Are there any places remaining where broad-ranging serendipity in psychiatric medication finding may still be available? At least one such place does present itself—and the information-sharing capabilities of computerized medical records may make this a more feasible locale than it might have been in the past. This place is our own outpatient psychiatric clinics. Much recent attention has been given (with good reason) to the extent and variety of medical illnesses occurring in psychiatric populations and their attendant need for treatment.2,3 As these medical illnesses are appropriately addressed, myriads of people with psychiatric conditions are exposed to a wide array of "medical" agents (some of them old and some of them new). In the setting of this vast "experiment of nature," serendipity invites us to maintain a sharp lookout for "outlier" patients who experience sudden, unexpected, and dramatically positive changes in their global psychiatric conditions in the context of a recently initiated "medical" treatment. Isolated highly favorable cases could trigger searches for other patients in similar circumstances, creating case series and the possibility of identifying relevant patterns.

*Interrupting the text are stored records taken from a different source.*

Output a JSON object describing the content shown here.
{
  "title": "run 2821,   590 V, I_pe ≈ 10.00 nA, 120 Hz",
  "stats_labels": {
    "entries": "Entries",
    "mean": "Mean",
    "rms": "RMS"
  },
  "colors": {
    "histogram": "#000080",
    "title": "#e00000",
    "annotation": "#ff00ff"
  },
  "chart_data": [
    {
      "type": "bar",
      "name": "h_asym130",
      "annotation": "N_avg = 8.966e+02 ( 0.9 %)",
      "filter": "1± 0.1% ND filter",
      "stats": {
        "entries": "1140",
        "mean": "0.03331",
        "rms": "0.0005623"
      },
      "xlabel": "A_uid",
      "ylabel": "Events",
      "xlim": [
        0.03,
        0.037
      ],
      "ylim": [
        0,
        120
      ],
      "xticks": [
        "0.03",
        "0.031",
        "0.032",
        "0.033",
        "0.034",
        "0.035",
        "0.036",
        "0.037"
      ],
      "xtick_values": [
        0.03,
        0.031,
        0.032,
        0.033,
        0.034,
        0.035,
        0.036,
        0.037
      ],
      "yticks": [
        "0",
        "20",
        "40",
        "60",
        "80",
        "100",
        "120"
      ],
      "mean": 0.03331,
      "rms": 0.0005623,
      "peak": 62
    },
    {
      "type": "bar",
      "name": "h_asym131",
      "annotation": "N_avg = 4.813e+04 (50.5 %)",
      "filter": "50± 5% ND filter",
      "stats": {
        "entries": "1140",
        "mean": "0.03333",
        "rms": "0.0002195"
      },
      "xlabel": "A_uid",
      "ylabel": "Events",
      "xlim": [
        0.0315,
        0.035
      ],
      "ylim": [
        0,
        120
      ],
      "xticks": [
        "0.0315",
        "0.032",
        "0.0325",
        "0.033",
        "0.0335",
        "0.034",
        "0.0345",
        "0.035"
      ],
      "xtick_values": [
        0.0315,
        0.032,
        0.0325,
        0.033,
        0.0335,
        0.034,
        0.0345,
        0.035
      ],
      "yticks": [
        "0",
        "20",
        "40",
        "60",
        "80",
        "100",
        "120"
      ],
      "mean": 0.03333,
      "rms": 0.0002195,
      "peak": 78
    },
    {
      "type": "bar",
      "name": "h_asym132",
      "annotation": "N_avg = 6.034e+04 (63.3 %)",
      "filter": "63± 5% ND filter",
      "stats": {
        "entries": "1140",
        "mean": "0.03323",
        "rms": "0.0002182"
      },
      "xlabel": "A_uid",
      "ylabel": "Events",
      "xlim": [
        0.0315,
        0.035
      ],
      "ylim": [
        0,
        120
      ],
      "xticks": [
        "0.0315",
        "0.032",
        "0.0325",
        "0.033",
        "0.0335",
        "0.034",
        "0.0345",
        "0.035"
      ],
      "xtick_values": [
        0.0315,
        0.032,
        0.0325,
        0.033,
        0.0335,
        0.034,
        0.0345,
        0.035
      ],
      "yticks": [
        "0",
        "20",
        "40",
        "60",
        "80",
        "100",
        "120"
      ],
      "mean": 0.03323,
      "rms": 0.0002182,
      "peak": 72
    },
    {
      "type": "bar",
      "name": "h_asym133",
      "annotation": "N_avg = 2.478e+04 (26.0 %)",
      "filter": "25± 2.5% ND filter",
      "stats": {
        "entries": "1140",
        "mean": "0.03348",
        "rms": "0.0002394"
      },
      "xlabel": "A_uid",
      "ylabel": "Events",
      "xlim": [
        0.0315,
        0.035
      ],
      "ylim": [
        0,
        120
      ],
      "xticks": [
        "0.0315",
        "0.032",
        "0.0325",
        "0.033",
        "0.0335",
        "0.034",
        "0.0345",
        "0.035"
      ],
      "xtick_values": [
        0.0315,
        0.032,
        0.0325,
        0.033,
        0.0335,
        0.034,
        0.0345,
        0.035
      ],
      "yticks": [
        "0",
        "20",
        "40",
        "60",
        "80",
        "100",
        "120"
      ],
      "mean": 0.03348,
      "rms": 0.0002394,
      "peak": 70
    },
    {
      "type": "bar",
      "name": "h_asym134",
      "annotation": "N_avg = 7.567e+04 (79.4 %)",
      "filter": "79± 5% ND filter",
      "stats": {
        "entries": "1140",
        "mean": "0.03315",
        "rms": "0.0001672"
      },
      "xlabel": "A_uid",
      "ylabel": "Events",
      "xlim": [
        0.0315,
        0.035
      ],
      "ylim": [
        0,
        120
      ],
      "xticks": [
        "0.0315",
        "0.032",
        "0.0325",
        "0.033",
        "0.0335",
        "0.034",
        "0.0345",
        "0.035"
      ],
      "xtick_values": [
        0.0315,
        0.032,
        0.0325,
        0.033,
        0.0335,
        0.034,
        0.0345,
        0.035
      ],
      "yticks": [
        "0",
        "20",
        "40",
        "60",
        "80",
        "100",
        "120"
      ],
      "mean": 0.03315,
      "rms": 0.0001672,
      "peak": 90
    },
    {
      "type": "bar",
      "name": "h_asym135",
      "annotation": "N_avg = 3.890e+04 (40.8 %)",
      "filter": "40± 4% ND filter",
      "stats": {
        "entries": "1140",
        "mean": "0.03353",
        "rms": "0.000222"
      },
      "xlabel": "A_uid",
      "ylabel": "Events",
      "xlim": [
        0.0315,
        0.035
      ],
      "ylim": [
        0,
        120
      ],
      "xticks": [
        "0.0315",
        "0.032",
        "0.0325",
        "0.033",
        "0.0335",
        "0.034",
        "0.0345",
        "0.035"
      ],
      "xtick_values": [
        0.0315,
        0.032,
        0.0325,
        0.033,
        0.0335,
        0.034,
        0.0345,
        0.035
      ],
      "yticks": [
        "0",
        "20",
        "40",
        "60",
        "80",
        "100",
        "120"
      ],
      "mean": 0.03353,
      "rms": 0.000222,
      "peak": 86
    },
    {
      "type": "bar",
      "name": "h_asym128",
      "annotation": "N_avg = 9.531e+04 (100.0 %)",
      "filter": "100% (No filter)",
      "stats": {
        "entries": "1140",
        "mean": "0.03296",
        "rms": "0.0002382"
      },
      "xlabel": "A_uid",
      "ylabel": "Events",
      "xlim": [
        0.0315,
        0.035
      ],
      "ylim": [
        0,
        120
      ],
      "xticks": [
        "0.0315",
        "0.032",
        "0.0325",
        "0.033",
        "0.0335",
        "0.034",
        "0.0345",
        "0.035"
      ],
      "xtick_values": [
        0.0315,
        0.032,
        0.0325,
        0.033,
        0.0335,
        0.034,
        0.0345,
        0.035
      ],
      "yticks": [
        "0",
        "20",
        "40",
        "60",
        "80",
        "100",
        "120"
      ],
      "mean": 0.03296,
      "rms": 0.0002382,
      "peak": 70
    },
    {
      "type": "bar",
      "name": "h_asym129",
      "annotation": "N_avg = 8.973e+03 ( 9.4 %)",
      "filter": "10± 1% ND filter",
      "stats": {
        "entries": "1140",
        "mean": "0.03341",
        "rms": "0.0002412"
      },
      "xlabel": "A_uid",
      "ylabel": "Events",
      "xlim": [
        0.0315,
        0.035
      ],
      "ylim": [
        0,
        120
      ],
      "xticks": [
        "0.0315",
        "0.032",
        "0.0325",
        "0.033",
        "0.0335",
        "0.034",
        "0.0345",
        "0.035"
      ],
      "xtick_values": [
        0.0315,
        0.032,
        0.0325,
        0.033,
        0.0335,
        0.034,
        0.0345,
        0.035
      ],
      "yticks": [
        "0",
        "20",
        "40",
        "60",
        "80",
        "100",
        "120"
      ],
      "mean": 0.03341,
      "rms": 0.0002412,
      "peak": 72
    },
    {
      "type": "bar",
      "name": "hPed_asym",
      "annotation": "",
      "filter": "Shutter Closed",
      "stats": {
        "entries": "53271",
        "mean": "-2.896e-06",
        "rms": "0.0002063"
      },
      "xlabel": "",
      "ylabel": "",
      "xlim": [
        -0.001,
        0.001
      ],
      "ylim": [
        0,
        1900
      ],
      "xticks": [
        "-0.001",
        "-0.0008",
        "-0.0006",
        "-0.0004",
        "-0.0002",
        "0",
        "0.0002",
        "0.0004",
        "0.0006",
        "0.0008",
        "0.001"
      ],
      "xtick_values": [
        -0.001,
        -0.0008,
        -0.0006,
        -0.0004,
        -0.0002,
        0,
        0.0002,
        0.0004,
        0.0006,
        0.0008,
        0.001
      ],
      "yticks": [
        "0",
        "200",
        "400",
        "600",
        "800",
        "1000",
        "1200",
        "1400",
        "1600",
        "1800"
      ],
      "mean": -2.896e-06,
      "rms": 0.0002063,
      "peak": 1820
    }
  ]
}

It is just possible that such careful and targeted surveillance could, with serendipity, lead to the identification of a new generation of "low-hanging psychopharmacologic fruit," expanding our vision and enriching our clinical and investigative opportunities.


1. Leon AC. Evolution of psychopharmacology trial design and analysis: six decades in the making. J Clin Psychiatry. 2011;72(3):331-340. PubMed doi:10.4088/JCP.10r06669

2. Kane JM. Creating a health care team to manage chronic medical illnesses in patients with severe mental illness: the public policy perspective. J Clin Psychiatry. 2009;70(suppl 3):37-42. PubMed doi:10.4088/JCP.7075su1c.06

3. Fleischhacker WW, Cetkovich-Bakmas M, De Hert M, et al. Comorbid somatic illnesses in patients with severe mental disorders: clinical, policy, and research challenges. J Clin Psychiatry. 2008;69(4):514-519. PubMed doi:10.4088/JCP.v69n0401

Samuel G. Siris, MD

Author affiliation: The Zucker Hillside Hospital, Aftercare Clinic, Glen Oaks, New York. Potential conflicts of interest: None reported. Funding/support: None reported.